Я вернулся в дом. Взбежал вверх по лестнице. Заглянул в ванную: пусто. В спальню: пусто. В комнату Ильзе: пусто. Я нашел Марту в детской — она сидела в кресле-качалке и даже не взглянула на меня, когда я вошел.
— Марта, я так волновался! Я искал тебя повсюду.
Она держала в руках детскую крестильную рубашку с пожелтевшими кружевами. Я коснулся ее руки — только тогда она подняла на меня глаза. Ее ресницы и щеки были мокрыми от слез.
— Марта, что с тобой?
— Я больше не вынесу этого, Макс.
— О чем ты? Что случилось?
— У меня нет сил. Я не такая сильная, как тебе кажется, Макс.
— О чем ты говоришь?
— Я беременна, Макс.
Я опустился перед ней на колени и взял ее руки в свои. Наши руки утонули в кружевах. Я нагнулся и принялся целовать ее руки сквозь пожелтевшую ткань рубашки. Она зарыдала.
— Не знаю, смогу ли я во второй раз выдержать это, Макс.

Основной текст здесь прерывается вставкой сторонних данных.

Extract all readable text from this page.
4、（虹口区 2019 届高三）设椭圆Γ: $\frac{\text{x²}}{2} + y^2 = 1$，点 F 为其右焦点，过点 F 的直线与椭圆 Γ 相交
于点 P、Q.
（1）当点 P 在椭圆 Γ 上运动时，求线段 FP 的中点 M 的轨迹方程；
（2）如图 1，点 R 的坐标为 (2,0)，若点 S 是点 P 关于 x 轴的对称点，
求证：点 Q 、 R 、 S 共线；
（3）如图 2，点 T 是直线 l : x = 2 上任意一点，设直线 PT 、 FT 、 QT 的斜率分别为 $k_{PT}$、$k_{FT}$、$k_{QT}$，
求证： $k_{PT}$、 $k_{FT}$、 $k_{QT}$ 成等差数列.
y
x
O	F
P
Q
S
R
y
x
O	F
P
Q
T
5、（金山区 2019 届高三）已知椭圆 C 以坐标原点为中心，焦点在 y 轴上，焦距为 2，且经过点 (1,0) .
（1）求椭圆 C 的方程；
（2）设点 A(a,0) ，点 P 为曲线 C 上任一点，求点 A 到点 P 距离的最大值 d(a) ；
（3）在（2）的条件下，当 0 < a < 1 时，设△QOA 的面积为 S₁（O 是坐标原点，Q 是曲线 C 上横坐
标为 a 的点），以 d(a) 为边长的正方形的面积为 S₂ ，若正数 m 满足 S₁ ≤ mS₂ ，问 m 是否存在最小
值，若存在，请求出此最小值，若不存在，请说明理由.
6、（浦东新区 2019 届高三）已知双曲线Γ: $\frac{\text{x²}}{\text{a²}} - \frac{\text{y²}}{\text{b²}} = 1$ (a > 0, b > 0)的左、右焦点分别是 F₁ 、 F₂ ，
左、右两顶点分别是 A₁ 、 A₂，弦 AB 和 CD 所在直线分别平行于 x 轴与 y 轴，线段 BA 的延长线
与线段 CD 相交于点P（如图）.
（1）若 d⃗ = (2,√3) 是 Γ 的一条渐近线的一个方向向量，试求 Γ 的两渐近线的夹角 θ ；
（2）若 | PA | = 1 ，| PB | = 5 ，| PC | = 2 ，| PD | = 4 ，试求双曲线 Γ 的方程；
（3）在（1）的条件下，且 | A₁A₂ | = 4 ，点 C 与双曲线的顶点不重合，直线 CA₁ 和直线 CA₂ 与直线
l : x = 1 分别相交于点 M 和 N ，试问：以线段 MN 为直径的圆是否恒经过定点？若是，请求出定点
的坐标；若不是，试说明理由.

Я осторожно отодвинул в сторону кружева. Приподнял ее руки ладонями вверх и поцеловал их. Я уткнулся лицом в ее колени. Она склонилась надо мной, коснувшись грудью моего затылка. Несколько холодных слезинок упало мне на шею.
— Я не хочу причинять тебе новые огорчения, Макс.
Я поднял голову. У нее был усталый вид. Она казалась такой беззащитной. На шее у нее, около расстегнутого ворота платья, пульсировала жилка. Я встал и поднял ее из кресла. Она была так прекрасна в своей беззащитности! Я смахнул слезинки с ее лица и стал покрывать поцелуями ее лоб, щеки, глаза. Крестильная рубашка соскользнула на пол. Она ухватилась за лацканы мундира и прижалась к моей груди.
— Макс, я не хочу причинять тебе новые огорчения.
Я снова поцеловал ее и не выпускал из объятий до тех пор, пока она не успокоилась.